A meniscectomia consiste na retirada da parte do menisco que está rompida. É indicada geralmente nas seguintes situações:

  • Lesões Instáveis de aspecto degenerativo. As lesões degenerativas apresentam tecido de pior qualidade, onde a fixação dos pontos tende a ser mais deficiente, além de apresentarem pior vascularização e pior condição de cicatrização. Vale lembrar que as lesões degenerativas estáveis não devem ter indicação cirúrgica.
  • Lesões próximas à margem livre do menisco (área branca). Nestas lesões, a vascularização é ruim, dificultando a cicatrização da lesão. Além disso, a quantidade de menisco retirado é menor, de forma que todo o restante do menisco permanecerá exercendo sua função.

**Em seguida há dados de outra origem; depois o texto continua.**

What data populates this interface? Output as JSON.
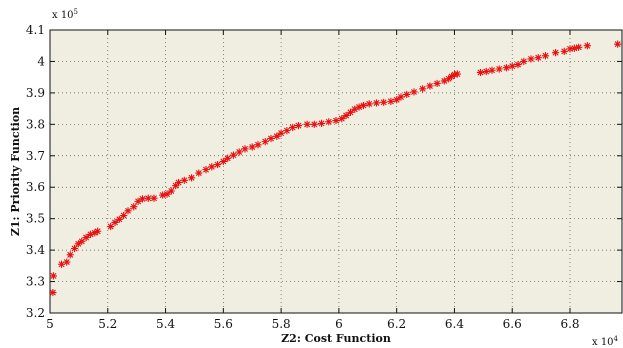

Até recentemente, a indicação para a meniscectomia era bem mais ampla e infelizmente este procedimento ainda tem sido realizado além do que deveria. Ainda que a recuperação após a cirurgia seja mais simples quando comparado com a sutura do menisco e permita um retorno à rotina diária (inclusive esportiva) de forma bastante precoce, o resultado a longo prazo é muito mais incerto.

Pós-operatório

O paciente retorna para casa no mesmo dia da cirurgia e deve iniciar a reabilitação de imediato. A mobilização e o apoio de peso são permitidos conforme tolerado pelo paciente. O uso de muletas é indicado nos primeiros dias, mas será retirada assim que o paciente se sentir apto para tal. O uso de gelo e medicações anti-inflamatórias são indicados para a melhora da dor e do edema, e exercícios de força são permitidos assim que tolerado. No caso de atletas, o retorno esportivo é permitido precocemente, em alguns casos em menos de um mês.

Pacientes com lesões de aspecto mais degenerativo e que convivem muito tempo com a dor antes de realizar a cirurgia frequentemente apresentam fraqueza e desequilíbrio muscular significativo, os quais devem ser trabalhados assim que a dor, a mobilidade e o inchaço permitirem.